What we have here is purely a provision for vacation, that is, for time off during employment (In re Dauber, supra; Butler v. United States, supra; In re B. H. Gladding Co., 120 Fed. 709). The question is as to the effect of such provision when the employment terminates without the full vacation having been enjoyed. If the right to pay arises in that situation it' is not in the nature of back pay but instead is a right that arises when the employment is terminated. See Francis T. Donahoe, 22 T.C. 1276, 1280; Nagle v. United States, 133 Ct. Cl. 254, 135 F. Supp. 424.

There is no contention that plaintiff was dismissed to prevent him from taking his vacation and no finding to that effect, the evidence being that: “The employment was terminated for the convenience of the employer owing to *123an administrative reorganization of Defendant’s business.” Plaintiff’s privilege to take his vacation in a subsequent year was merely a privilege to take the accumulated vacation time if there should be opportunity to do so. The fact was as stated above, number (1); this did not constitute a guarantee by defendant that plaintiff would be enabled to take vacation time which he allowed to accumulate. Cf., Fraser v. Franzen, 338 Mass. 798, 156 N.E. 2d 797, in which it was held that an employee employed at a weekly wage who was required to work overtime upon an agreement that she would receive an equal amount of time off when the office schedule permitted, was without a claim when her requests for compensatory time off were denied by reason of the existing business requirements of the office, following which she quit.

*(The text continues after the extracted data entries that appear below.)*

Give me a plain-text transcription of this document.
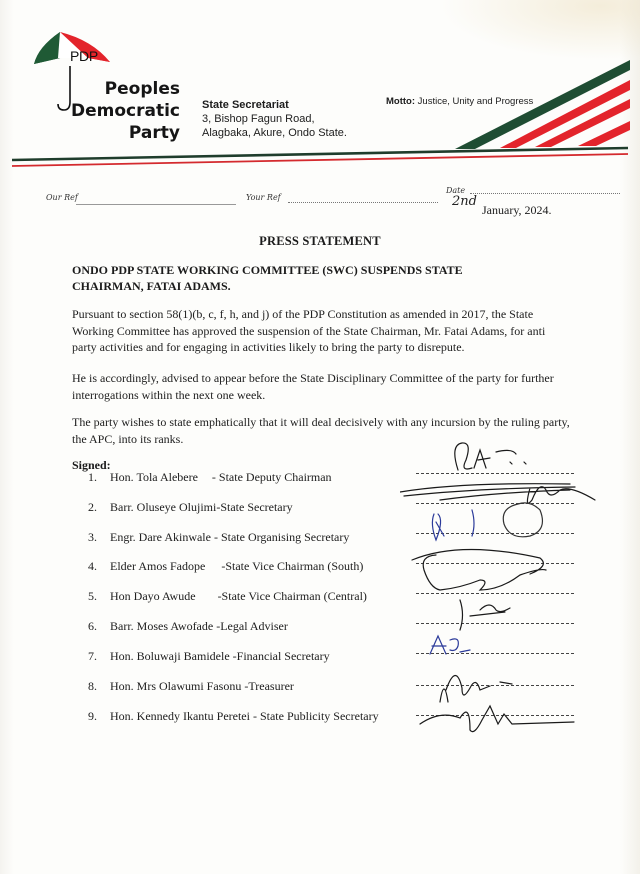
PDP
Peoples
Democratic
Party
State Secretariat
3, Bishop Fagun Road,
Alagbaka, Akure, Ondo State.
Motto: Justice, Unity and Progress
Our Ref	Your Ref
Date
2nd
January, 2024.
PRESS STATEMENT
ONDO PDP STATE WORKING COMMITTEE (SWC) SUSPENDS STATE CHAIRMAN, FATAI ADAMS.
Pursuant to section 58(1)(b, c, f, h, and j) of the PDP Constitution as amended in 2017, the State Working Committee has approved the suspension of the State Chairman, Mr. Fatai Adams, for anti party activities and for engaging in activities likely to bring the party to disrepute.
He is accordingly, advised to appear before the State Disciplinary Committee of the party for further interrogations within the next one week.
The party wishes to state emphatically that it will deal decisively with any incursion by the ruling party, the APC, into its ranks.
Signed:
1. Hon. Tola Alebere - State Deputy Chairman
2. Barr. Oluseye Olujimi-State Secretary
3. Engr. Dare Akinwale - State Organising Secretary
4. Elder Amos Fadope -State Vice Chairman (South)
5. Hon Dayo Awude -State Vice Chairman (Central)
6. Barr. Moses Awofade -Legal Adviser
7. Hon. Boluwaji Bamidele -Financial Secretary
8. Hon. Mrs Olawumi Fasonu -Treasurer
9. Hon. Kennedy Ikantu Peretei - State Publicity Secretary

Possibly an annual vacation of two weeks’ duration was a matter of right, but a vacation of more than two weeks per year was a privilege, not a right. Cf., 24 Decs. Comp. Gen. 74, distinguishing between a “right,” there statutory, to accumulate vacation, and “a privilege to be granted or denied at the discretion of the head of the office” or, as applied here, at plaintiff’s own discretion, dependent upon the opportunity to do so. Consideration of the Comptroller General rulings and Court of Claims decisions very well demonstrates the fallacy of assuming a right to pay for accumulated vacation time in the absence of provision therefor (see 7 Decs. Comp. Gen. 83, 8 Decs. Comp. Gen. 471, 12 Decs. Comp. Gen. 602, 604, 13 Decs. Comp. Gen. 179, 14 Decs. Comp. Gen. 443, Butler v. United States, supra) even though the employee has not had an opportunity to take vacation (see 14 Decs. Comp. Gen. 738, 17 Decs. Comp. Gen. 641). In the present case, there was no clause in the agreement similar to the federal statute cited in Donahoe, which was approved on December 21, 1944 and for the first time pro*124vided that upon separation of a federal employee from the service “he shall be paid compensation in a lump sum for all accumulated and current accrued annual or vacation leave * * * .” (22 T.C. at 1279).

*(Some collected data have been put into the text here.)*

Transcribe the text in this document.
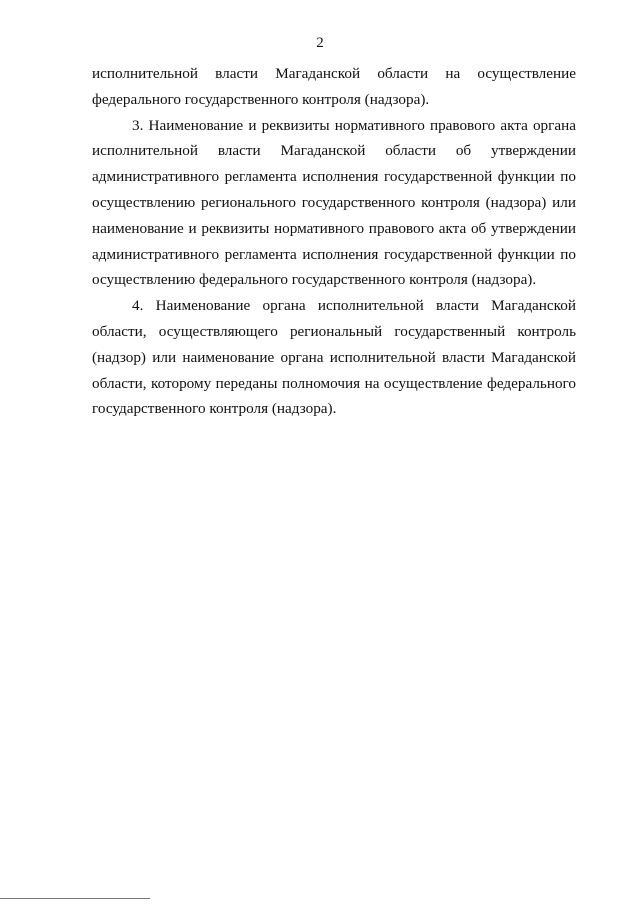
2
исполнительной власти Магаданской области на осуществление
федерального государственного контроля (надзора).
3. Наименование и реквизиты нормативного правового акта органа
исполнительной власти Магаданской области об утверждении
административного регламента исполнения государственной функции по
осуществлению регионального государственного контроля (надзора) или
наименование и реквизиты нормативного правового акта об утверждении
административного регламента исполнения государственной функции по
осуществлению федерального государственного контроля (надзора).
4. Наименование органа исполнительной власти Магаданской
области, осуществляющего региональный государственный контроль
(надзор) или наименование органа исполнительной власти Магаданской
области, которому переданы полномочия на осуществление федерального
государственного контроля (надзора).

Tobias C. Tolzmann (Anderson, Wrenn & Jenks on the briefs) for appellant. Frank W. C. Loo and George W. T. Loo (Loo é Loo on the briefs) for appellee.

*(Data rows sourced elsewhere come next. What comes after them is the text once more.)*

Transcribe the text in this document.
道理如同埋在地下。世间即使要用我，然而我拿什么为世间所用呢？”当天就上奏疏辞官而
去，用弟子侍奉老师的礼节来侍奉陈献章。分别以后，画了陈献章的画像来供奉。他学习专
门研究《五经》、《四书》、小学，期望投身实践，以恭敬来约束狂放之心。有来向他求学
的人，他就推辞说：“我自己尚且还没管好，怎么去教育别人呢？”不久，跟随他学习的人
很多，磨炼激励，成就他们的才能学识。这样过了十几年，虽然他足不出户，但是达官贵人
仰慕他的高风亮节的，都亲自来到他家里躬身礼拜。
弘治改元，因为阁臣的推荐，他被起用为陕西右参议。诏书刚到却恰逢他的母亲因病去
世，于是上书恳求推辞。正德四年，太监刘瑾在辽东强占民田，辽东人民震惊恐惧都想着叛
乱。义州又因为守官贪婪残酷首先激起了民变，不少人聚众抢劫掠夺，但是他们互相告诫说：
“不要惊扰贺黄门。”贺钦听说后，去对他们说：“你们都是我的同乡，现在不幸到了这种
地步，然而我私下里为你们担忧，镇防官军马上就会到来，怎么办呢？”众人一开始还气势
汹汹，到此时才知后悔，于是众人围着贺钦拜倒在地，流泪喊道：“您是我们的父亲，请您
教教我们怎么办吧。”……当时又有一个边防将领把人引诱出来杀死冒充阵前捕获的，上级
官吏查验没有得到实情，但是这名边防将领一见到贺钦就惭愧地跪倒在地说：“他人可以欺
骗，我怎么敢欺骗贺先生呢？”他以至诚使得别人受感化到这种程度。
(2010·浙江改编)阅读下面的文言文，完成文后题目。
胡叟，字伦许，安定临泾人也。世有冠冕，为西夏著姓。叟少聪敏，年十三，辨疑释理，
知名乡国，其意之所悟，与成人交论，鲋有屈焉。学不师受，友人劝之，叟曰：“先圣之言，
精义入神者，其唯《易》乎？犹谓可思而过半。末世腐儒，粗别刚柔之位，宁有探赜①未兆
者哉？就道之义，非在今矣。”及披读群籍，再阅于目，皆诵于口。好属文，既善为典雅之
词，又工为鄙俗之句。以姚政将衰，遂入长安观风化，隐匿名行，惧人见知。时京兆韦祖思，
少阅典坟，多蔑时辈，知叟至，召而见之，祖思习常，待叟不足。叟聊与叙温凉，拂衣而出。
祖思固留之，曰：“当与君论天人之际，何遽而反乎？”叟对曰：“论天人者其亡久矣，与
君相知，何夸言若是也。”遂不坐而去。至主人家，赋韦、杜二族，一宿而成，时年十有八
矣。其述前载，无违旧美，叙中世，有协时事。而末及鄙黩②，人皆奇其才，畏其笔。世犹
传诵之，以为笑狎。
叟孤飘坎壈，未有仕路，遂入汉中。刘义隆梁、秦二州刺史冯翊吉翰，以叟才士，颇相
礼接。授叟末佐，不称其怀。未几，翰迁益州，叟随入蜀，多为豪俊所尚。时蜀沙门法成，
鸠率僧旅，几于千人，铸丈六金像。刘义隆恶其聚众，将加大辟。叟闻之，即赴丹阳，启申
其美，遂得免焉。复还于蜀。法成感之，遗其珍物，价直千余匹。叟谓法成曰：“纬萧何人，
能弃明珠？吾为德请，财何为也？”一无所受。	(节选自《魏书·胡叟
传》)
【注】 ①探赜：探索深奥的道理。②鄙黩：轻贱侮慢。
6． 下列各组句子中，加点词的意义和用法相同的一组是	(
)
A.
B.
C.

When the reorganization of defendant’s business caused plaintiff’s services to be dispensed with, the usual rule that a hiring for an indefinite term may be terminated at will (Crawford v. Steward, 25 Haw. 226, reh’g den. 25 Haw. 300) permitted the employment to be terminated, as it was, on August 15 effective at the end of the month. This provided for the current vacation. Though plaintiff’s annual vacation of two weeks may have been a matter of right, when this right was not insisted upon each year and instead was tacked on to the current two weeks’ vacation time, it became as to the excess merely a privilege which might be and in fact was lost. As stated by the Court of Claims in a decision rendered before enactment of the above-quoted Act of December 21, 1944, Butler v. United States, supra:

“It is true that when an employee is to be separated from the service, the date of his separation is often fixed far enough off to permit him to take the leave to which he is entitled before he is dropped from the pay roll, but the employee is not entitled to this as of right.” p. 645.

Judgment reversed and case remanded for entry of judgment for defendant.